Jakiela and Tidd have attracted a fair bit of interest from investors. Beginning with $650,000 raised through several rounds of angel investment, they worked with a Toronto engineering firm to develop prototypes and secure component manufacturing in China. The parts were shipped to London, Ont., where Just Vertical established a small assembly and shipping operation.
The two fledgling founders also auditioned for the Dragons’ Den television show. They didn’t make it to the screen, says Jakiela, but they did impress dragon investor Arlene Dickinson, a Managing Partner in Calgary-based District Ventures Capital.
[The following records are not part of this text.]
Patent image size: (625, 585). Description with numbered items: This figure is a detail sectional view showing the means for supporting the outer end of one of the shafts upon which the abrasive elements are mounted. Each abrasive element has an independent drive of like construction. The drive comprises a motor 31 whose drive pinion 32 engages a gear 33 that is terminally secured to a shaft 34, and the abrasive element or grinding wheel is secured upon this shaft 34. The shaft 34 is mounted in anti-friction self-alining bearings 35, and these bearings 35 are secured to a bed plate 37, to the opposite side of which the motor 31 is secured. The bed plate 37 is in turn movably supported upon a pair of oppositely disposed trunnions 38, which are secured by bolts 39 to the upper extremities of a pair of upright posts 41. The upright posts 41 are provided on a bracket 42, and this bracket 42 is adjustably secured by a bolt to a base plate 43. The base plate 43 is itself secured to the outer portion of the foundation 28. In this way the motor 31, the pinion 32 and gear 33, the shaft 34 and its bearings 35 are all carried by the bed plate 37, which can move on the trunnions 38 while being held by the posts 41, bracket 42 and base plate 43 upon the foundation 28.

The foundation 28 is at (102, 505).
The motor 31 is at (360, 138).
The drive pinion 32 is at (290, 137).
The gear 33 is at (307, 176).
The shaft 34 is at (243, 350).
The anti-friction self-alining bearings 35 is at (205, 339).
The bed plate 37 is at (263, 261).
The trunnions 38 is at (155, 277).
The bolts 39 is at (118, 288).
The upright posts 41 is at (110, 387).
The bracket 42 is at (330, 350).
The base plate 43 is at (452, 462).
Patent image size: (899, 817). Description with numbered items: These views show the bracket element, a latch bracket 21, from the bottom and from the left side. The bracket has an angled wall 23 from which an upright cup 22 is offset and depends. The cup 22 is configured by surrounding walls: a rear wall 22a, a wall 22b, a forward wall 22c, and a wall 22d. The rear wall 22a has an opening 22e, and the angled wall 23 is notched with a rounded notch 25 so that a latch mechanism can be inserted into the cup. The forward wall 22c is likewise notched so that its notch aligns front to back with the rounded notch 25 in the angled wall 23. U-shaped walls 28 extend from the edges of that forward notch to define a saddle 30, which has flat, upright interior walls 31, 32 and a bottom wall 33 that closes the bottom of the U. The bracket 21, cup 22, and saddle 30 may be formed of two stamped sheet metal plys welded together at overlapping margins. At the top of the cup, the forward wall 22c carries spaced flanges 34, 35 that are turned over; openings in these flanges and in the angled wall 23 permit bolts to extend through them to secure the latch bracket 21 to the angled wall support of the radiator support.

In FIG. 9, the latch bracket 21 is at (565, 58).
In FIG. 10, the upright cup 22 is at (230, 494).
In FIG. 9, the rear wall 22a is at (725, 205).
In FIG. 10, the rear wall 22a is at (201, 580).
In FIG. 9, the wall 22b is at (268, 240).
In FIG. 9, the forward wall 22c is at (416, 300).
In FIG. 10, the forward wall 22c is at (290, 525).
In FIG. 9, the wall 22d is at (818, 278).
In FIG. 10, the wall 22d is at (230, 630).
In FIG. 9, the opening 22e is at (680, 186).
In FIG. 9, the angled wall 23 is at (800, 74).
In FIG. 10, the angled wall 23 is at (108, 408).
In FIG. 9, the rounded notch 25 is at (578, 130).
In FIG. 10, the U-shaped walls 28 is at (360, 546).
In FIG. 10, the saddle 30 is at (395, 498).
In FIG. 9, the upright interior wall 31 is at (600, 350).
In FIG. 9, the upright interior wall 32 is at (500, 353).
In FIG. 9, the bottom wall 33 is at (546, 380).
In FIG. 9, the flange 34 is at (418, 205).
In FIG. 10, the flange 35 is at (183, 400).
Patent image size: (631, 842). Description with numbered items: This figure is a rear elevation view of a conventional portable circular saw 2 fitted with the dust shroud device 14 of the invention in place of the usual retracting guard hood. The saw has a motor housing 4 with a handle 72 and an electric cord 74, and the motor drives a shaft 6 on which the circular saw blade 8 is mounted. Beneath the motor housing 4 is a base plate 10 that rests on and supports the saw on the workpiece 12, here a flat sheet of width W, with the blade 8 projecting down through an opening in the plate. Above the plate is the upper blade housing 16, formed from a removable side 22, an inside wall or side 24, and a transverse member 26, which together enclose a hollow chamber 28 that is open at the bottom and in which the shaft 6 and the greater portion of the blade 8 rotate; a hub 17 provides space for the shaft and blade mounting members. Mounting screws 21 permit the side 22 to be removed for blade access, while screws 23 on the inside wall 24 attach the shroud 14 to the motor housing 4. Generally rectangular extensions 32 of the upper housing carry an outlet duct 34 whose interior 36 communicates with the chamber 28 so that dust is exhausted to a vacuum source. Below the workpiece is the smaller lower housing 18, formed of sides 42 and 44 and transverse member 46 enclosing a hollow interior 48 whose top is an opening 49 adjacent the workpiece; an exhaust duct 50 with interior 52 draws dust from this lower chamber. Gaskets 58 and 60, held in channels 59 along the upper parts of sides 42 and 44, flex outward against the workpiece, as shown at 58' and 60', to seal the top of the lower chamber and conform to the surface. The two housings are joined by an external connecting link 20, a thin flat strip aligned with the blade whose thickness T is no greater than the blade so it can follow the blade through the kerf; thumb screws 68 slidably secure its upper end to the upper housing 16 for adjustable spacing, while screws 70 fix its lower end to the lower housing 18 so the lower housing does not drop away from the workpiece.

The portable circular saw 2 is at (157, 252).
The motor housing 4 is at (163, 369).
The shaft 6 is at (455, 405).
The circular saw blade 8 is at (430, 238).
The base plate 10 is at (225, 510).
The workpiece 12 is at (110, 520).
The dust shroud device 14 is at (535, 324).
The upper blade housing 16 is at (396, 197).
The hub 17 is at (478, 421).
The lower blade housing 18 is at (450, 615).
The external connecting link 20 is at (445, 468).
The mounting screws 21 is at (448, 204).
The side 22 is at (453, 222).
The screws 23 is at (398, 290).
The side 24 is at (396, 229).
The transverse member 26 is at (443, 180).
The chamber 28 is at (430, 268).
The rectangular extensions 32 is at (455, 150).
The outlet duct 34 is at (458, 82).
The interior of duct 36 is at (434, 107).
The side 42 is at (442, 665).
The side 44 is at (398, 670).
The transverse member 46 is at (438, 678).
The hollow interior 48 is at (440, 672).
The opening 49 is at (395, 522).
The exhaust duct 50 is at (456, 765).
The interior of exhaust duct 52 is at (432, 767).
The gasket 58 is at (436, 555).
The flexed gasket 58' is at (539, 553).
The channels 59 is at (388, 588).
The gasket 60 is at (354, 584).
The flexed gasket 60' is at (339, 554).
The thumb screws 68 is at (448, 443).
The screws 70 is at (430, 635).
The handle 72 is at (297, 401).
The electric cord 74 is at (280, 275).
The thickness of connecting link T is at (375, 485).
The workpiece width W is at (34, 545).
Together with PAX Angels of Washington, D.C., District Ventures participated in a $625,000 seed round earlier this year, according to Just Vertical.
A Series A investment is also in the works, says Jakiela.
The recent seed raise will be used to grow the company’s assembly operations and move them to Toronto, as well as to boost marketing, especially in the U.S., says Jakiela.
“It’s a total growth and marketing usage of money,” he says, explaining that the company – which employs seven people – couldn’t meet demand with its small London assembly operation.
Although Just Vertical’s focus is on the consumer and restaurant markets, Jakiela says they have tackled custom hydroponic systems on a larger scale, such as warehouse farms. They have also developed educational plans for schools regarding food issues and hydroponics.
Just Vertical is also enhancing its technology. It hopes to add an internet-of-things (IoT) app in future to allow users to monitor their plants from a distance.
Jakiela, who did his undergrad in chemistry and environmental studies at Wilfrid Laurier University and the University of Waterloo, credits the help he and Tidd received from a number of incubators and startup programs, including the U of T’s Impact Centre and ICUBE program for social entrepreneurship, as well as Communitech and others.
“People always ask me, ‘How do I get started? Where can I get some advice?’” he says. “I think for sure it's the community around you. We’ve been part of a few accelerators and incubators, including Communitech, that have been very valuable.”
So, can the Just Vertical units grow bananas for Jakiela’s breakfast?
Not yet, he laughs, but maybe down the road.